Great Plains Farmers Are Diversifying


    
Sunflowers and proso millet plots in the alternative crop rotation plots. In this experiment 23 alternative no-till dryland-crop rotations are compared to the old wheat-fallow system.

 (Image credit: David Nielsen)

The days of growing wheat every other year or two and leaving the ground bare the rest of the time are a thing of the past in the Great Plains states. Agricultural Research Service (ARS) scientists are giving farmers more than a dozen crops to choose from each year, and the means to make choices from among more than 100 possible combinations. 

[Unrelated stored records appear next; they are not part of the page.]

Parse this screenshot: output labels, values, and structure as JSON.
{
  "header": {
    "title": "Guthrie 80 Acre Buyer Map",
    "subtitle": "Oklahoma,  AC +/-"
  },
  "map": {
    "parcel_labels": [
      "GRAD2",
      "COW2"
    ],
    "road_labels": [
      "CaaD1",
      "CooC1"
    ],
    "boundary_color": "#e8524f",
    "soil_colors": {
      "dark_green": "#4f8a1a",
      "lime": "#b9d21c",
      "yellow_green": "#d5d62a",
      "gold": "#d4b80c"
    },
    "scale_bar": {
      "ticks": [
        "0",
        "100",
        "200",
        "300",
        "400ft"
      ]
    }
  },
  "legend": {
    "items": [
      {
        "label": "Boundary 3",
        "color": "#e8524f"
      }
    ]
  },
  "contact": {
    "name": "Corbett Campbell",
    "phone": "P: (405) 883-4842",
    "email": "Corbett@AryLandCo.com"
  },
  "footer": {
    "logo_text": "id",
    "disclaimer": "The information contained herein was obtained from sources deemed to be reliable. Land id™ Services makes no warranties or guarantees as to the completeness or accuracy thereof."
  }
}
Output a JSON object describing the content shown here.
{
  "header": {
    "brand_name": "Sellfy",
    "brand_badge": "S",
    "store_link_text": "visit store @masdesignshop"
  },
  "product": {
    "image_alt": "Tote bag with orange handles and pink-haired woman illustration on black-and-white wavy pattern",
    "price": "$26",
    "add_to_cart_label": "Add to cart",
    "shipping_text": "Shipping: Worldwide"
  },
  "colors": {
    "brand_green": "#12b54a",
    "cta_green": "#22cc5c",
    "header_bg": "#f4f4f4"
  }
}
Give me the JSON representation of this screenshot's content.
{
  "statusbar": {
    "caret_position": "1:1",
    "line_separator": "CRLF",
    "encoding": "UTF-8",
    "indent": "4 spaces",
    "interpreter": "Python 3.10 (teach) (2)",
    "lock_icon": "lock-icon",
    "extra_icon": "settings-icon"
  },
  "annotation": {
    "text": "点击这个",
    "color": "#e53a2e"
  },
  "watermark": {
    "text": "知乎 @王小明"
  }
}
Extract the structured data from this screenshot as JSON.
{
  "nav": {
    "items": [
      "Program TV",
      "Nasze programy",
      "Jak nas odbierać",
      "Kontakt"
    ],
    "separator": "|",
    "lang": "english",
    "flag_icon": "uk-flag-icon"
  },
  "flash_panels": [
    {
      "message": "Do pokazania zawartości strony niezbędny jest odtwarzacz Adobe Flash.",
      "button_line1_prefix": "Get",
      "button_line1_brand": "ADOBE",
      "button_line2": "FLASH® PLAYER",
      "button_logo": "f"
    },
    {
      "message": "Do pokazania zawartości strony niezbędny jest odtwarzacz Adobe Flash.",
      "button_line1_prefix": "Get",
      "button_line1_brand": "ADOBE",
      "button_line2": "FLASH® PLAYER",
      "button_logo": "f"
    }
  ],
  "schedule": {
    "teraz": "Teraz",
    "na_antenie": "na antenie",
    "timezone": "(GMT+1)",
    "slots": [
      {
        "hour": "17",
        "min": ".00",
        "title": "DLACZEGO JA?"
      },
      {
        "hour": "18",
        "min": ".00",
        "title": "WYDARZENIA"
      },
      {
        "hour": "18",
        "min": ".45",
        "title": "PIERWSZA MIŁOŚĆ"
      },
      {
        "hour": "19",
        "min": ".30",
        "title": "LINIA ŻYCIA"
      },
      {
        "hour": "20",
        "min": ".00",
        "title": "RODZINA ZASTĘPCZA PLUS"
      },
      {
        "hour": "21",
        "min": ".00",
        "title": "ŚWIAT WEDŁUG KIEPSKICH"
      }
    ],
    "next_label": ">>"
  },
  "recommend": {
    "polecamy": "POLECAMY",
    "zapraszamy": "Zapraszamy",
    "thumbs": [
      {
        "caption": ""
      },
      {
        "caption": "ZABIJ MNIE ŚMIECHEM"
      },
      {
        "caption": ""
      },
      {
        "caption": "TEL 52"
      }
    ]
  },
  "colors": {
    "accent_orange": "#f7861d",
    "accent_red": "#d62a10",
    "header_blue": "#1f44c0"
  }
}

 The ARS scientists have also developed a free CD farmers can insert in their computers to calculate which crops to plant after inputting the latest market prices.

Jon Hanson, research leader of the ARS Northern Great Plains Research Laboratory in Mandan, N.D., calls this new approach "dynamic farming." Dynamic farming systems provide a diversified portfolio of crops for farmers in the Northern Great Plains to choose from. Farmers can change crops quickly in response to sudden changes in market conditions, weather or government policy.

Merle Vigil, research leader of the ARS Central Great Plains Resources Management Research Unit in Akron, Colo., uses the same approach for the Central Great Plains.

All of this was made possible by the introduction of no-till and related conservation tillage techniques which leave a cover of unharvested plant parts to slow moisture evaporation from the soil. This means there's enough moisture in the soil to sustain crops just about every year. The combination of conservation tillage and annual rotations gives farmers extra income, higher yields, more stability, fewer pests, more protection against drought, less soil erosion and more water.

The order in which crops are grown has to be chosen carefully, considering such factors as the amount of residue a crop leaves, and root depth.

The scientists have found that how residue is managed can make a big difference at harvest--10 to 20 extra bushels of corn per acre, in just one example. They are constantly studying ways to improve the systems, including adding new crops and varieties. They're also researching all the factors responsible for obtaining the greatest economic return while minimizing risk.

ARS is the U.S. Department of Agriculture's chief scientific research agency.